PALAVRA, SUMO DE VIDA
Ana Hatherly (1929 – 2015)
PALAVRA, SUMO DE VIDA – Frassino Machado
“À memória de Ana Hatherly”
- Tu, palavra, que foste profecia e mito
E foste em mil roupagens luz de um só farol;
Tu hoje, e agora mais que nunca, és um grito
Que faz de ti a gémea irmã da luz do sol.

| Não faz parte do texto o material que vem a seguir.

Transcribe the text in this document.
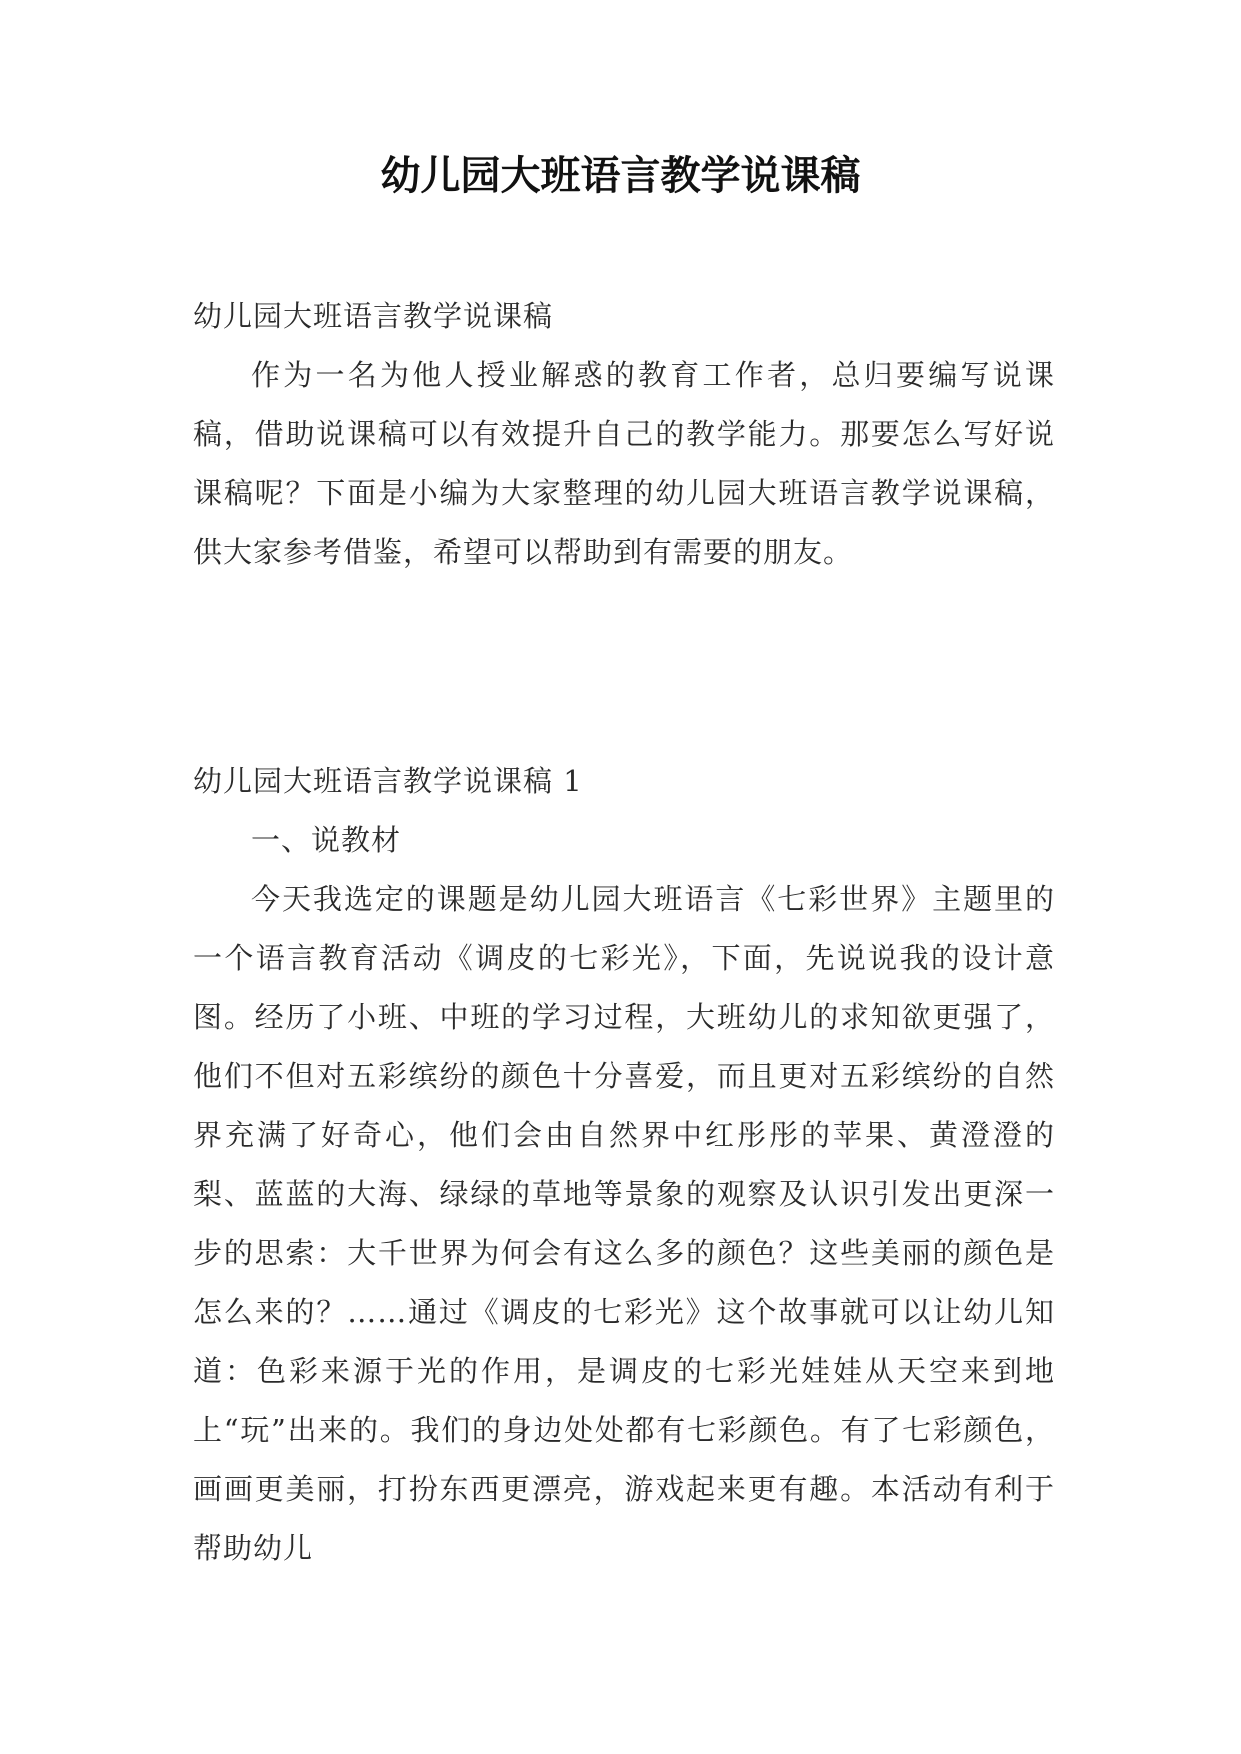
幼儿园大班语言教学说课稿

幼儿园大班语言教学说课稿

作为一名为他人授业解惑的教育工作者，总归要编写说课稿，借助说课稿可以有效提升自己的教学能力。那要怎么写好说课稿呢？下面是小编为大家整理的幼儿园大班语言教学说课稿，供大家参考借鉴，希望可以帮助到有需要的朋友。

幼儿园大班语言教学说课稿 1

一、说教材

今天我选定的课题是幼儿园大班语言《七彩世界》主题里的一个语言教育活动《调皮的七彩光》，下面，先说说我的设计意图。经历了小班、中班的学习过程，大班幼儿的求知欲更强了，他们不但对五彩缤纷的颜色十分喜爱，而且更对五彩缤纷的自然界充满了好奇心，他们会由自然界中红彤彤的苹果、黄澄澄的梨、蓝蓝的大海、绿绿的草地等景象的观察及认识引发出更深一步的思索：大千世界为何会有这么多的颜色？这些美丽的颜色是怎么来的？……通过《调皮的七彩光》这个故事就可以让幼儿知道：色彩来源于光的作用，是调皮的七彩光娃娃从天空来到地上“玩”出来的。我们的身边处处都有七彩颜色。有了七彩颜色，画画更美丽，打扮东西更漂亮，游戏起来更有趣。本活动有利于帮助幼儿
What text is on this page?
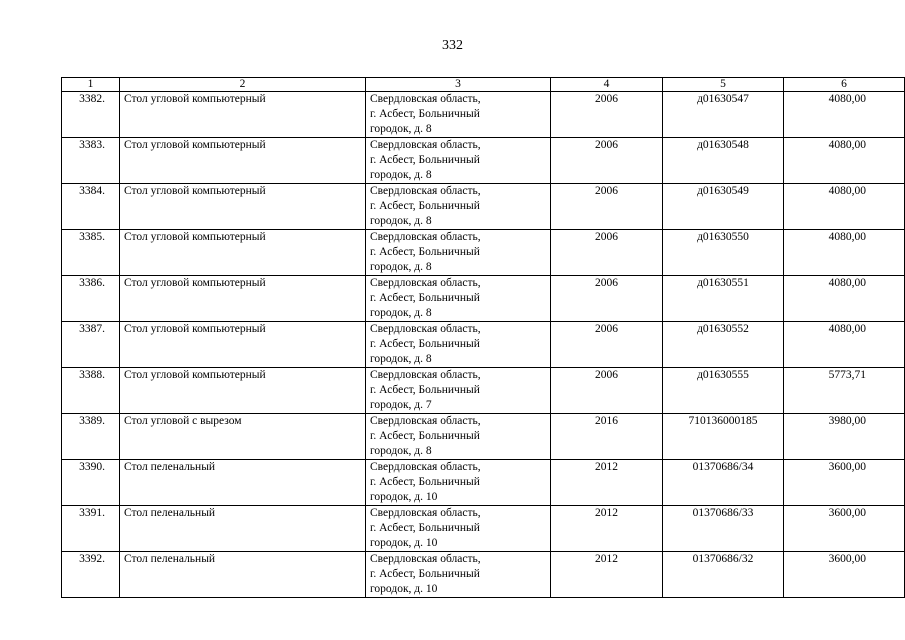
332
1	2	3	4	5	6
3382.	Стол угловой компьютерный	Свердловская область,
г. Асбест, Больничный
городок, д. 8	2006	д01630547	4080,00
3383.	Стол угловой компьютерный	Свердловская область,
г. Асбест, Больничный
городок, д. 8	2006	д01630548	4080,00
3384.	Стол угловой компьютерный	Свердловская область,
г. Асбест, Больничный
городок, д. 8	2006	д01630549	4080,00
3385.	Стол угловой компьютерный	Свердловская область,
г. Асбест, Больничный
городок, д. 8	2006	д01630550	4080,00
3386.	Стол угловой компьютерный	Свердловская область,
г. Асбест, Больничный
городок, д. 8	2006	д01630551	4080,00
3387.	Стол угловой компьютерный	Свердловская область,
г. Асбест, Больничный
городок, д. 8	2006	д01630552	4080,00
3388.	Стол угловой компьютерный	Свердловская область,
г. Асбест, Больничный
городок, д. 7	2006	д01630555	5773,71
3389.	Стол угловой с вырезом	Свердловская область,
г. Асбест, Больничный
городок, д. 8	2016	710136000185	3980,00
3390.	Стол пеленальный	Свердловская область,
г. Асбест, Больничный
городок, д. 10	2012	01370686/34	3600,00
3391.	Стол пеленальный	Свердловская область,
г. Асбест, Больничный
городок, д. 10	2012	01370686/33	3600,00
3392.	Стол пеленальный	Свердловская область,
г. Асбест, Больничный
городок, д. 10	2012	01370686/32	3600,00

Tu, palavra, que já foste um bem-vindo logos
Naquele sentido claro em recta distinção;
Tu hoje és lenitivo que dilata os fogos
E que suporta o poder da imaginação.
Tu, palavra, que já foste a mais pura imagem
Do ingénuo culto da ancestral idolatria;
Tu hoje és o supremo traço da paisagem
Daquele encontro de firmeza e fantasia.
Tu, palavra, que já foste um nobre estatuto
Na boca de oradores sem constrangimento;
Tu hoje és indelével chama de conduto
Na alma genuína do humano sentimento.
Tu, palavra, já foste cinzelada com´ Arte
E serviste de vida em franco testemunho;
Tu hoje és pioneira num tenaz combate
Que faz esvoaçar espada em cada punho.
Tu, palavra, que já foste berço de ideais
E navegaste pelo mundo em caravelas;
Tu hoje és a matriz dos cálamos digitais
No horizonte das madrugadas mais singelas.
Tu, ó palavra, paradigma de memória,
Que sempre te vestiste em branca identidade;
Tu hoje tens em cada página de história
Reconfortante sumo de vida e verdade.
Tu, ó palavra - palavra falada ou escrita -
E que às globais marés terás de estar sujeita;
Lembra-te bem qu´ és livre, mesmo interdita,
Pois, por veredas tortas, seguirás direita!